Termina un año, comienza otro, y el dios mira con una de sus caras al solsticio de verano, puerta de entrada de los recién nacidos, y da la bienvenida a aquellos que toman un cuerpo para comenzar su aventura temporal en la Tierra; pero, al mismo tiempo, Jano no aparta su otro rostro del solsticio de invierno, y acompaña con su mirada a aquellas almas que, abandonando el cuerpo, siguen su camino hacia una región más pura. Con el tiempo en sus manos, el dios sabe que el reencuentro y la despedida, el nacimiento y la muerte, para unos ojos eternos, forman parte del mismo gesto, aunque a los mortales nos cueste tanto entenderlo.

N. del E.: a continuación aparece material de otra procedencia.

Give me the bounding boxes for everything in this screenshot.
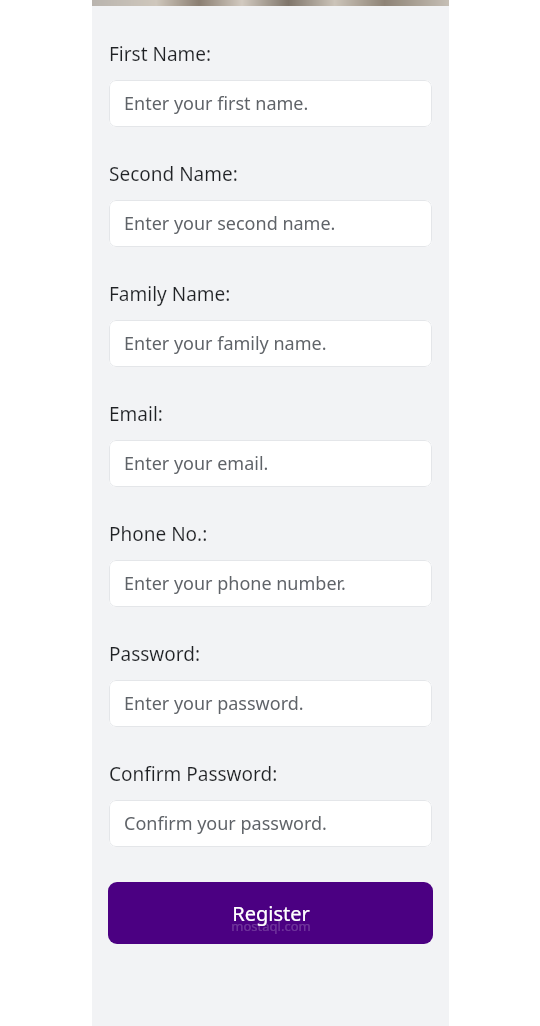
staticText: Email:: [109, 401, 163, 427]
button[interactable]: Enter your second name.: [109, 200, 432, 247]
staticText: Confirm your password.: [124, 811, 327, 836]
staticText: mostaql.com: [231, 917, 311, 935]
staticText: Enter your family name.: [124, 331, 327, 356]
staticText: Enter your first name.: [124, 91, 309, 116]
button[interactable]: Enter your family name.: [109, 320, 432, 367]
staticText: Enter your email.: [124, 451, 269, 476]
staticText: Password:: [109, 641, 201, 667]
staticText: Phone No.:: [109, 521, 208, 547]
button[interactable]: mostaql.com: [108, 882, 433, 944]
staticText: Confirm Password:: [109, 761, 278, 787]
button[interactable]: Enter your phone number.: [109, 560, 432, 607]
staticText: Enter your phone number.: [124, 571, 346, 596]
button[interactable]: Enter your first name.: [109, 80, 432, 127]
staticText: Second Name:: [109, 161, 238, 187]
staticText: Enter your password.: [124, 691, 304, 716]
button[interactable]: Enter your password.: [109, 680, 432, 727]
staticText: First Name:: [109, 41, 212, 67]
button[interactable]: Enter your email.: [109, 440, 432, 487]
staticText: Enter your second name.: [124, 211, 336, 236]
button[interactable]: Confirm your password.: [109, 800, 432, 847]
staticText: Register: [232, 900, 310, 927]
staticText: Family Name:: [109, 281, 231, 307]
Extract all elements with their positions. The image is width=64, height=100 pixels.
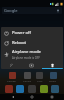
button[interactable]: Gallery [50,72,57,79]
other: Power off [4,31,9,36]
staticText: Clock [37,80,43,83]
button[interactable]: Calendar [9,72,16,79]
staticText: Reboot [12,40,27,46]
staticText: Airplane mode is OFF [12,56,40,60]
other: Airplane mode [4,52,9,57]
button[interactable]: Power off [1,28,63,38]
other: Voice search [56,9,60,13]
button[interactable]: Airplane mode [1,48,63,60]
button[interactable]: Google [2,7,62,14]
other: Reboot [4,41,9,46]
button[interactable]: Phone [5,85,13,93]
button[interactable]: Camera [24,72,31,79]
button[interactable]: Quick settings [1,61,21,69]
staticText: Calendar [7,80,17,83]
button[interactable]: Screenshot [21,61,42,69]
staticText: Airplane mode [12,49,41,55]
staticText: Google [4,8,18,13]
button[interactable]: Messages [16,85,24,93]
button[interactable]: Settings [51,85,59,93]
button[interactable]: Power menu [42,61,63,69]
button[interactable]: Browser [40,85,48,93]
button[interactable]: Back [6,94,20,100]
button[interactable]: Reboot [1,38,63,48]
button[interactable]: Home [25,94,39,100]
button[interactable]: Apps [28,85,36,93]
staticText: Power off [12,30,31,36]
staticText: Gallery [49,80,57,83]
staticText: Camera [23,80,31,83]
button[interactable]: Recents [45,94,59,100]
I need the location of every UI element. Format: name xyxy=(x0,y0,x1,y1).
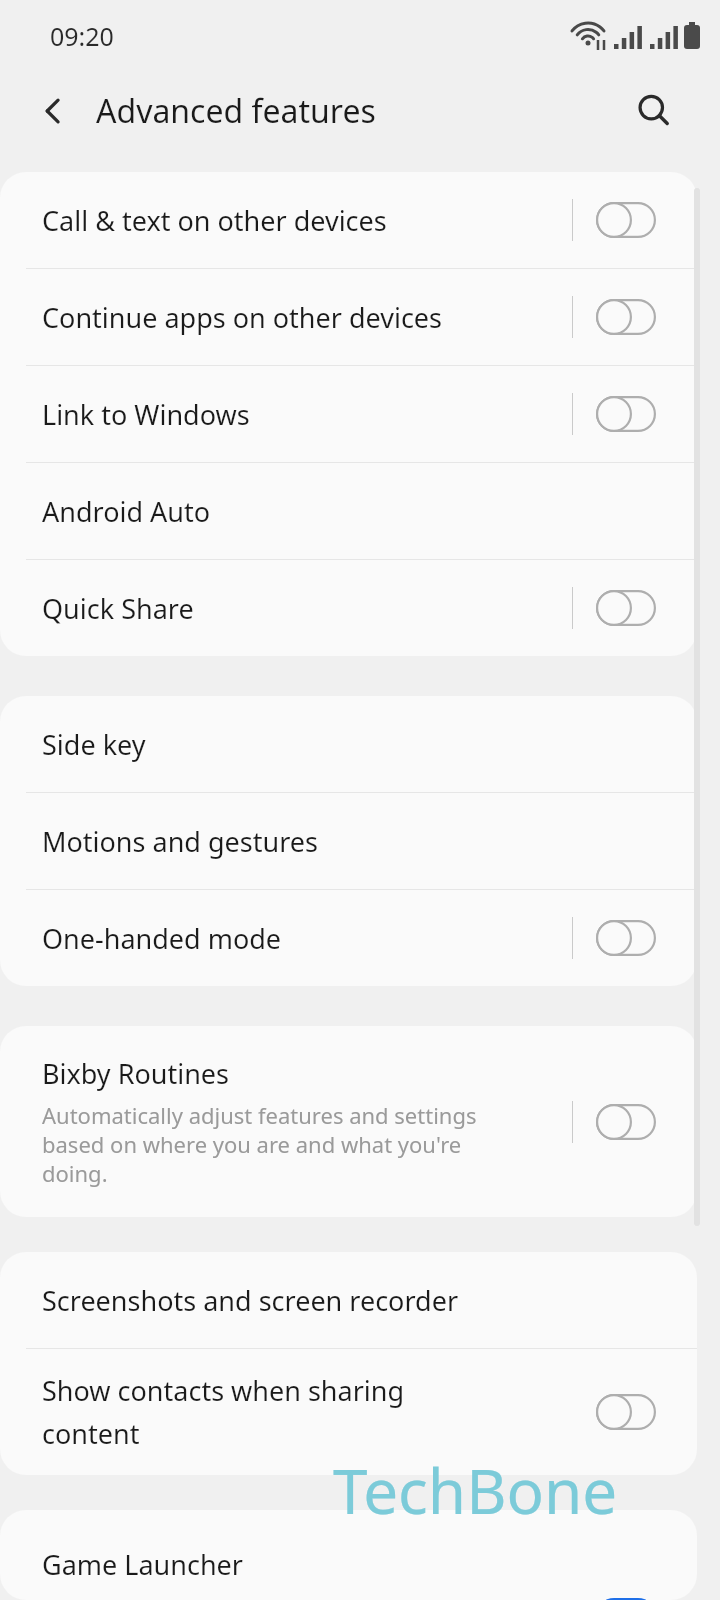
button[interactable]: Continue apps on other devices xyxy=(0,269,697,365)
button[interactable]: Toggle xyxy=(596,590,656,626)
button[interactable]: Game Launcher xyxy=(0,1510,697,1600)
staticText: Motions and gestures xyxy=(42,823,318,860)
button[interactable]: Quick Share xyxy=(0,560,697,656)
staticText: Quick Share xyxy=(42,590,194,627)
staticText: Link to Windows xyxy=(42,396,250,433)
staticText: content xyxy=(42,1415,140,1452)
button[interactable]: Link to Windows xyxy=(0,366,697,462)
button[interactable]: Bixby Routines xyxy=(0,1026,697,1217)
staticText: 09:20 xyxy=(50,19,114,53)
button[interactable]: Show contacts when sharing xyxy=(0,1349,697,1475)
button[interactable]: Motions and gestures xyxy=(0,793,697,889)
staticText: Bixby Routines xyxy=(42,1055,230,1092)
button[interactable]: Screenshots and screen recorder xyxy=(0,1252,697,1348)
staticText: Call & text on other devices xyxy=(42,202,387,239)
button[interactable]: Toggle xyxy=(596,202,656,238)
staticText: One-handed mode xyxy=(42,920,282,957)
staticText: Screenshots and screen recorder xyxy=(42,1282,459,1319)
staticText: Automatically adjust features and settin… xyxy=(42,1100,512,1188)
button[interactable]: Toggle xyxy=(596,299,656,335)
button[interactable]: Android Auto xyxy=(0,463,697,559)
staticText: Show contacts when sharing xyxy=(42,1372,405,1409)
staticText: TechBone xyxy=(333,1448,618,1532)
staticText: Advanced features xyxy=(96,89,376,133)
button[interactable]: Search xyxy=(628,85,680,137)
button[interactable]: One-handed mode xyxy=(0,890,697,986)
button[interactable]: Toggle xyxy=(596,1394,656,1430)
button[interactable]: Toggle xyxy=(596,920,656,956)
button[interactable]: Call & text on other devices xyxy=(0,172,697,268)
button[interactable]: Toggle xyxy=(596,1104,656,1140)
staticText: Continue apps on other devices xyxy=(42,299,443,336)
staticText: Side key xyxy=(42,726,146,763)
button[interactable]: Back xyxy=(26,83,82,139)
staticText: Game Launcher xyxy=(42,1546,243,1583)
button[interactable]: Side key xyxy=(0,696,697,792)
staticText: Android Auto xyxy=(42,493,211,530)
button[interactable]: Toggle xyxy=(596,396,656,432)
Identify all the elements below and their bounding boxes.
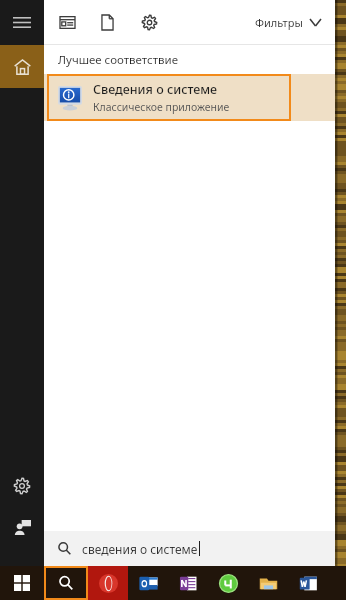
button[interactable]: Settings: [0, 466, 44, 506]
button[interactable]: Apps: [54, 9, 80, 35]
button[interactable]: uTorrent: [208, 566, 248, 600]
button[interactable]: File Explorer: [248, 566, 288, 600]
button[interactable]: OneNote: [168, 566, 208, 600]
staticText: Классическое приложение: [93, 100, 230, 114]
staticText: сведения о системе: [82, 541, 198, 557]
staticText: Лучшее соответствие: [58, 52, 178, 68]
button[interactable]: Settings: [136, 9, 162, 35]
button[interactable]: Фильтры: [247, 9, 329, 36]
button[interactable]: Opera: [88, 566, 128, 600]
button[interactable]: Search: [44, 566, 88, 600]
staticText: Фильтры: [255, 15, 303, 30]
button[interactable]: Account: [0, 506, 44, 548]
button[interactable]: Start: [0, 566, 44, 600]
staticText: Сведения о системе: [93, 81, 218, 98]
button[interactable]: Menu: [0, 0, 44, 45]
button[interactable]: сведения о системе: [44, 531, 335, 566]
button[interactable]: Home: [0, 45, 44, 88]
button[interactable]: Word: [288, 566, 328, 600]
button[interactable]: Documents: [94, 9, 120, 35]
button[interactable]: Outlook: [128, 566, 168, 600]
button[interactable]: Сведения о системе: [47, 74, 291, 121]
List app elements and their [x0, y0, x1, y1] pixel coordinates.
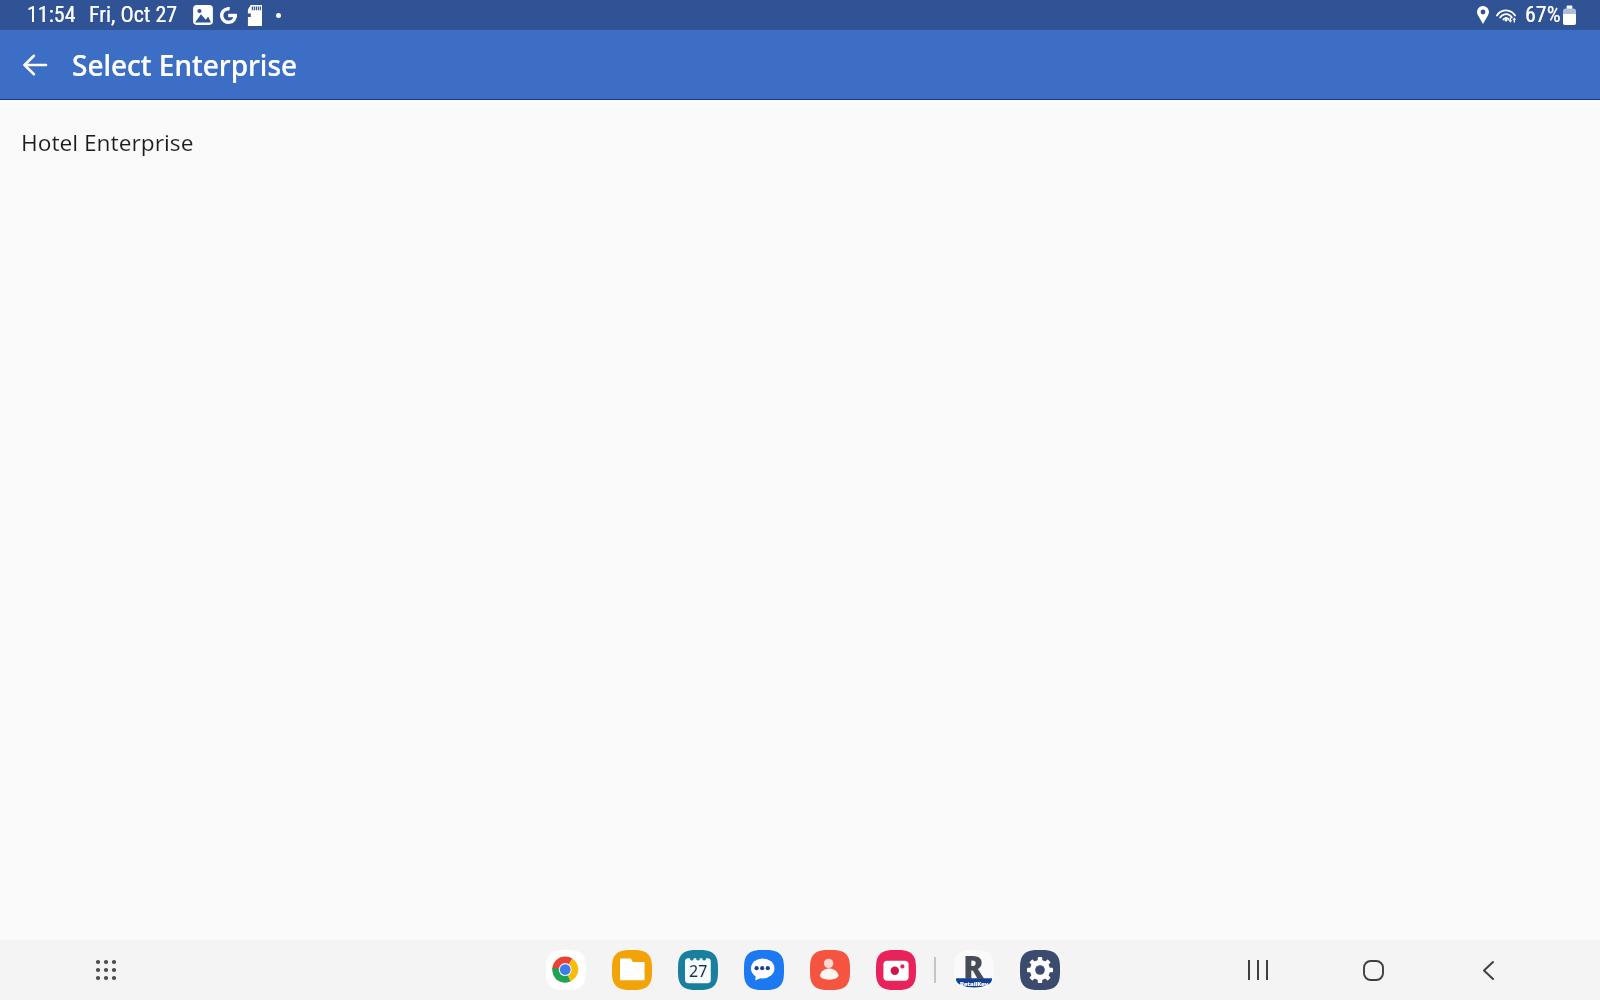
- button[interactable]: Home: [1349, 946, 1397, 994]
- staticText: Select Enterprise: [72, 46, 298, 84]
- button[interactable]: Recent apps: [1234, 946, 1282, 994]
- staticText: R: [963, 946, 984, 986]
- button[interactable]: Contacts: [810, 950, 850, 990]
- button[interactable]: Calendar: [678, 950, 718, 990]
- button[interactable]: Navigate up: [11, 41, 59, 89]
- staticText: 11:54: [27, 2, 76, 28]
- button[interactable]: RetailKey: [954, 950, 994, 990]
- button[interactable]: My Files: [612, 950, 652, 990]
- button[interactable]: Camera: [876, 950, 916, 990]
- button[interactable]: Chrome: [546, 950, 586, 990]
- button[interactable]: Apps: [86, 950, 126, 990]
- staticText: Fri, Oct 27: [89, 2, 178, 28]
- button[interactable]: Back: [1464, 946, 1512, 994]
- button[interactable]: Messages: [744, 950, 784, 990]
- staticText: Hotel Enterprise: [21, 127, 194, 158]
- staticText: RetailKey: [960, 980, 989, 988]
- staticText: 27: [689, 960, 708, 982]
- button[interactable]: Hotel Enterprise: [0, 106, 1600, 178]
- staticText: 67%: [1525, 2, 1561, 28]
- button[interactable]: Settings: [1020, 950, 1060, 990]
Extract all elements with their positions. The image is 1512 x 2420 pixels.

Y es que este dios de dos caras, a los humanos, nos suele resultar incómodo. No sabemos cómo mantenerle la mirada a un ser que nos parece complejo y contradictorio desde nuestra forma de interpretar la vida. Por eso nos resulta más fácil decantarnos por una de sus caras: si en estas fechas nos invade la alegría, buscamos ese rostro que mira hacia un sol que está naciendo y anuncia un Año Nuevo sobre el que escribir con mayúsculas nuestros deseos, porque de él brotan los días que nos quedan por regar; en cambio, si nos dejamos llevar por la tristeza o la melancolía, vemos desde la otra cara de Jano que la noche oscurece con despedidas, distancias y olvidos la luz de un año que está por terminar, llevándose consigo los meses que se deshojaron para siempre en nuestro calendario 

A veces, sin embargo, es la propia vida la que nos obliga a mirar a ambos lados a la vez, y nos toca saborear, al mismo tiempo, la felicidad y la tristeza, las ganas de eternizar un reencuentro y el dolor inmenso de una despedida. Es entonces cuando me gusta dibujar en mi mente las dos caras de este dios romano y trato de no evitar esa imagen incómoda, aceptándola. Me repito como un mantra que el final es siempre el comienzo de algo y que, cuando alguien se despide de este mundo, está a punto de ver la luz en otro nuevo. Lo dice Jano y a mí me gusta sentirlo así. Sin llevarle ofrendas ni quemar aceites en su nombre, yo le rindo tributo a mi manera, con estas palabras, por recordarme que, para entender la belleza de la vida, hay que aprender a ver, al mismo tiempo, la flor y las espinas, el abismo y las estrellas. Termina un año, comienza otro y, en este tiempo de cambios y deseos, yo brindo por los que acaban de llegar a nuestro mundo y por los que siguen aquí, abrazando la vida con nuevos reencuentros; pero, muy especialmente, en este enero que está naciendo quiero brindar por mis seres queridos que se marchan a una región más profunda y luminosa. Brindo por ese viaje sin despedirme del todo. Estoy seguro de que algún día, cuando Jano cierre los ojos, volveremos a encontrarnos en ese horizonte eterno donde coinciden todas las miradas.